Many people become intensely emotional during a divorce. It is normal to experience feelings ranging from anger and disappointment to sorrow and embarrassment. Regardless of your emotional state, you need to be aware of how your words and actions may influence the way that other people, including the divorce courts, view you.
You want to put your best foot forward in order to secure the most favorable outcome in your upcoming divorce proceedings. Keeping your emotions under control is important. Otherwise, you may say or do things that make you look volatile or dangerous due to how intensely you currently feel about the situation. You need to keep calm in court, as well as when you’re dealing with your ex.
In some circumstances, your ex might intentionally try to bait you into acting aggressive or unstable. If you suspect that could happen in your divorce, you might want to ask your attorney to serve as a communications intermediary for the time being.
The things you say in anger can come back to haunt you
Maybe your spouse makes an outrageous claim about you or your relationship when you meet up to discuss who should keep the house. Perhaps your kids share something they heard because your ex has taken to disparaging you during their custody time.
Unfortunately, having a strong reaction could make it look like your ex is telling the truth. If you make angry or abusive statements, that could hurt you when you go to court. Calling your ex names, threatening to take legal action or saying you’ll commit acts of violence, even if you know you would never do them, could absolutely impact your divorce case in the upcoming months.
Written communication and third-party help can keep things calmer
If you want to attempt to remain in direct contact with your ex, committing to using text messages and emails for everything is a good decision. You should take time to calm down before you send any kind of message, as there will always be a permanent record of what you say. However, the same is true of what your ex says to you.
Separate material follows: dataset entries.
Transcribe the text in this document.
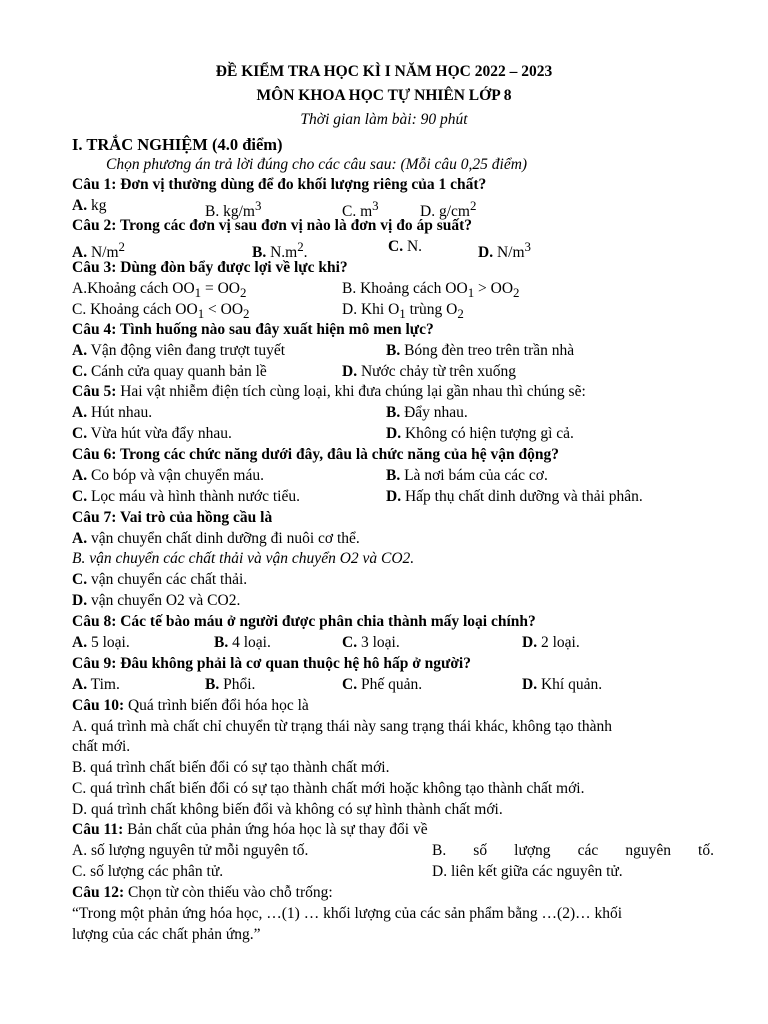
ĐỀ KIỂM TRA HỌC KÌ I NĂM HỌC 2022 – 2023
MÔN KHOA HỌC TỰ NHIÊN LỚP 8
Thời gian làm bài: 90 phút
I. TRẮC NGHIỆM (4.0 điểm)
Chọn phương án trả lời đúng cho các câu sau: (Mỗi câu 0,25 điểm)
Câu 1: Đơn vị thường dùng để đo khối lượng riêng của 1 chất?
A. kg	B. $kg/m^3$	C. $m^3$	D. $g/cm^2$
Câu 2: Trong các đơn vị sau đơn vị nào là đơn vị đo áp suất?
A. $N/m^2$	B. $N.m^2$.	C. N.	D. $N/m^3$
Câu 3: Dùng đòn bẩy được lợi về lực khi?
A.Khoảng cách $OO_1 = OO_2$	B. Khoảng cách $OO_1 > OO_2$
C. Khoảng cách $OO_1 < OO_2$	D. Khi $O_1$ trùng $O_2$
Câu 4: Tình huống nào sau đây xuất hiện mô men lực?
A. Vận động viên đang trượt tuyết	B. Bóng đèn treo trên trần nhà
C. Cánh cửa quay quanh bản lề	D. Nước chảy từ trên xuống
Câu 5: Hai vật nhiễm điện tích cùng loại, khi đưa chúng lại gần nhau thì chúng sẽ:
A. Hút nhau.	B. Đẩy nhau.
C. Vừa hút vừa đẩy nhau.	D. Không có hiện tượng gì cả.
Câu 6: Trong các chức năng dưới đây, đâu là chức năng của hệ vận động?
A. Co bóp và vận chuyển máu.	B. Là nơi bám của các cơ.
C. Lọc máu và hình thành nước tiểu.	D. Hấp thụ chất dinh dưỡng và thải phân.
Câu 7: Vai trò của hồng cầu là
A. vận chuyển chất dinh dưỡng đi nuôi cơ thể.
B. vận chuyển các chất thải và vận chuyển O2 và CO2.
C. vận chuyển các chất thải.
D. vận chuyển O2 và CO2.
Câu 8: Các tế bào máu ở người được phân chia thành mấy loại chính?
A. 5 loại.	B. 4 loại.	C. 3 loại.	D. 2 loại.
Câu 9: Đâu không phải là cơ quan thuộc hệ hô hấp ở người?
A. Tim.	B. Phổi.	C. Phế quản.	D. Khí quản.
Câu 10: Quá trình biến đổi hóa học là
A. quá trình mà chất chỉ chuyển từ trạng thái này sang trạng thái khác, không tạo thành
chất mới.
B. quá trình chất biến đổi có sự tạo thành chất mới.
C. quá trình chất biến đổi có sự tạo thành chất mới hoặc không tạo thành chất mới.
D. quá trình chất không biến đổi và không có sự hình thành chất mới.
Câu 11: Bản chất của phản ứng hóa học là sự thay đổi về
A. số lượng nguyên tử mỗi nguyên tố.	B. số lượng các nguyên tố.
C. số lượng các phân tử.	D. liên kết giữa các nguyên tử.
Câu 12: Chọn từ còn thiếu vào chỗ trống:
“Trong một phản ứng hóa học, …(1) … khối lượng của các sản phẩm bằng …(2)… khối
lượng của các chất phản ứng.”
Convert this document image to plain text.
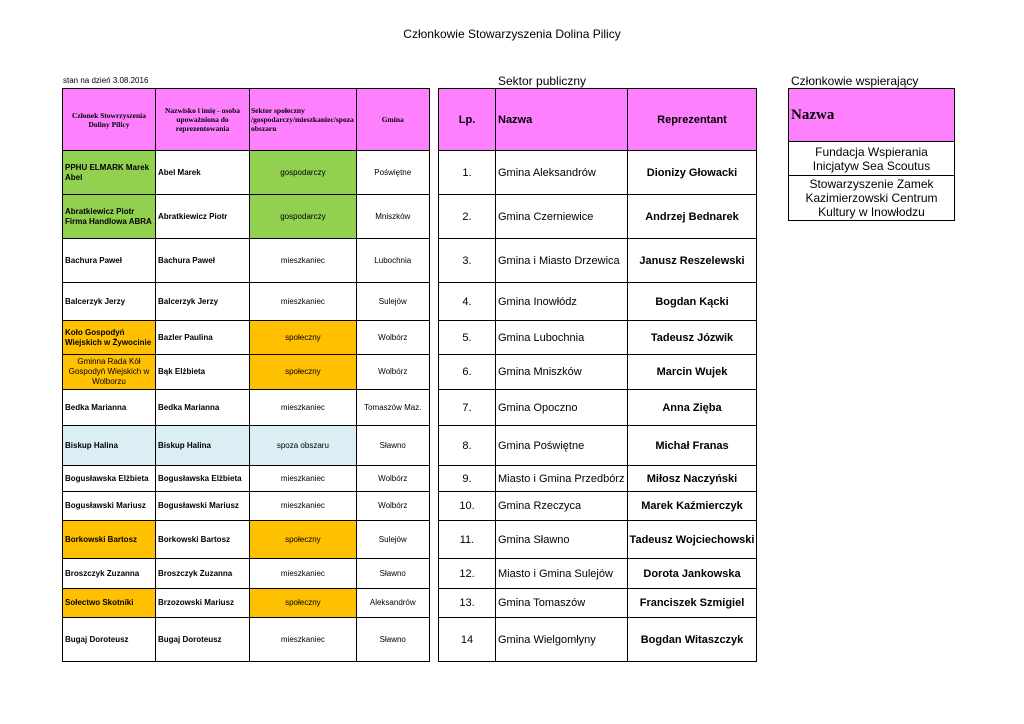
Członkowie Stowarzyszenia Dolina Pilicy
stan na dzień 3.08.2016	Sektor publiczny	Członkowie wspierający
Członek Stowrzyszenia Doliny Pilicy	Nazwisko i imię - osoba upoważniona do reprezentowania	Sektor społeczny /gospodarczy/mieszkaniec/spoza obszaru	Gmina
PPHU ELMARK Marek Abel	Abel Marek	gospodarczy	Poświętne
Abratkiewicz Piotr Firma Handlowa ABRA	Abratkiewicz Piotr	gospodarczy	Mniszków
Bachura Paweł	Bachura Paweł	mieszkaniec	Lubochnia
Balcerzyk Jerzy	Balcerzyk Jerzy	mieszkaniec	Sulejów
Koło Gospodyń Wiejskich w Żywocinie	Bazler Paulina	społeczny	Wolbórz
Gminna Rada Kół Gospodyń Wiejskich w Wolborzu	Bąk Elżbieta	społeczny	Wolbórz
Bedka Marianna	Bedka Marianna	mieszkaniec	Tomaszów Maz.
Biskup Halina	Biskup Halina	spoza obszaru	Sławno
Bogusławska Elżbieta	Bogusławska Elżbieta	mieszkaniec	Wolbórz
Bogusławski Mariusz	Bogusławski Mariusz	mieszkaniec	Wolbórz
Borkowski Bartosz	Borkowski Bartosz	społeczny	Sulejów
Broszczyk Zuzanna	Broszczyk Zuzanna	mieszkaniec	Sławno
Sołectwo Skotniki	Brzozowski Mariusz	społeczny	Aleksandrów
Bugaj Doroteusz	Bugaj Doroteusz	mieszkaniec	Sławno
Lp.	Nazwa	Reprezentant
1.	Gmina Aleksandrów	Dionizy Głowacki
2.	Gmina Czerniewice	Andrzej Bednarek
3.	Gmina i Miasto Drzewica	Janusz Reszelewski
4.	Gmina Inowłódz	Bogdan Kącki
5.	Gmina Lubochnia	Tadeusz Józwik
6.	Gmina Mniszków	Marcin Wujek
7.	Gmina Opoczno	Anna Zięba
8.	Gmina Poświętne	Michał Franas
9.	Miasto i Gmina Przedbórz	Miłosz Naczyński
10.	Gmina Rzeczyca	Marek Kaźmierczyk
11.	Gmina Sławno	Tadeusz Wojciechowski
12.	Miasto i Gmina Sulejów	Dorota Jankowska
13.	Gmina Tomaszów	Franciszek Szmigiel
14	Gmina Wielgomłyny	Bogdan Witaszczyk
Nazwa
Fundacja Wspierania Inicjatyw Sea Scoutus
Stowarzyszenie Zamek Kazimierzowski Centrum Kultury w Inowłodzu
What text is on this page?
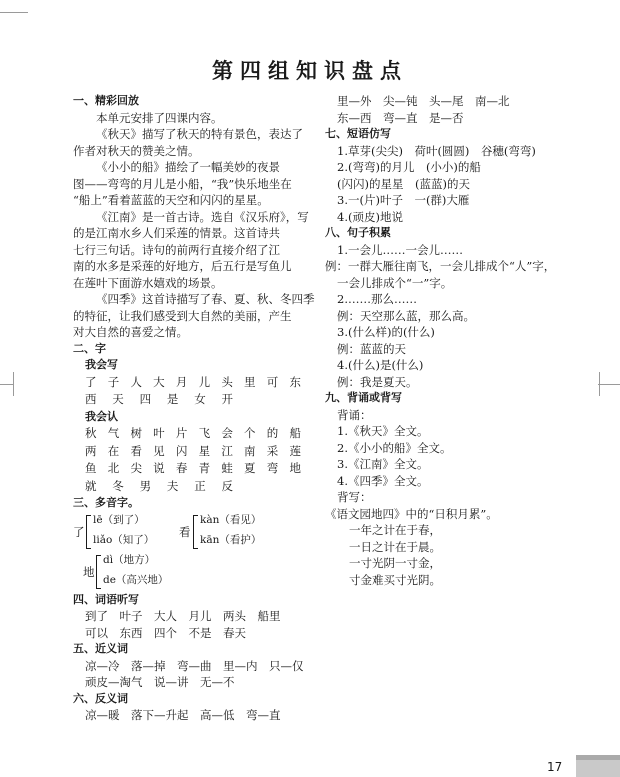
第四组知识盘点
一、精彩回放
本单元安排了四课内容。
《秋天》描写了秋天的特有景色，表达了
作者对秋天的赞美之情。
《小小的船》描绘了一幅美妙的夜景
图——弯弯的月儿是小船，“我”快乐地坐在
“船上”看着蓝蓝的天空和闪闪的星星。
《江南》是一首古诗。选自《汉乐府》，写
的是江南水乡人们采莲的情景。这首诗共
七行三句话。诗句的前两行直接介绍了江
南的水多是采莲的好地方，后五行是写鱼儿
在莲叶下面游水嬉戏的场景。
《四季》这首诗描写了春、夏、秋、冬四季
的特征，让我们感受到大自然的美丽，产生
对大自然的喜爱之情。
二、字
我会写
了 子 人 大 月 儿 头 里 可 东
西 天 四 是 女 开
我会认
秋 气 树 叶 片 飞 会 个 的 船
两 在 看 见 闪 星 江 南 采 莲
鱼 北 尖 说 春 青 蛙 夏 弯 地
就 冬 男 夫 正 反
三、多音字。
了
lē（到了）
liǎo（知了）
看
kàn（看见）
kān（看护）
地
dì（地方）
de（高兴地）
四、词语听写
到了　叶子　大人　月儿　两头　船里
可以　东西　四个　不是　春天
五、近义词
凉—冷　落—掉　弯—曲　里—内　只—仅
顽皮—淘气　说—讲　无—不
六、反义词
凉—暖　落下—升起　高—低　弯—直
里—外　尖—钝　头—尾　南—北
东—西　弯—直　是—否
七、短语仿写
1.草芽(尖尖)　荷叶(圆圆)　谷穗(弯弯)
2.(弯弯)的月儿　(小小)的船
(闪闪)的星星　(蓝蓝)的天
3.一(片)叶子　一(群)大雁
4.(顽皮)地说
八、句子积累
1.一会儿……一会儿……
例：一群大雁往南飞，一会儿排成个“人”字，
一会儿排成个“一”字。
2.……那么……
例：天空那么蓝，那么高。
3.(什么样)的(什么)
例：蓝蓝的天
4.(什么)是(什么)
例：我是夏天。
九、背诵或背写
背诵：
1.《秋天》全文。
2.《小小的船》全文。
3.《江南》全文。
4.《四季》全文。
背写：
《语文园地四》中的“日积月累”。
一年之计在于春，
一日之计在于晨。
一寸光阴一寸金，
寸金难买寸光阴。
17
If they intentionally egg you on or start a fight, you will be able to prove that to the courts.
However, if you continue to engage in arguments, that could still hurt your case even if you both do it. Consider asking for the help of other third parties, such as a mutual friend who could assist you during custody exchanges. They can help you communicate and also help you avoid interacting face-to-face when you’re both volatile.
If you don’t want a friend to do the talking for you, then you can ask your Orland Park attorney to communicate with your ex or their attorney. That can help ensure that everything is professional and appropriate until you’re both able to calm down after the divorce.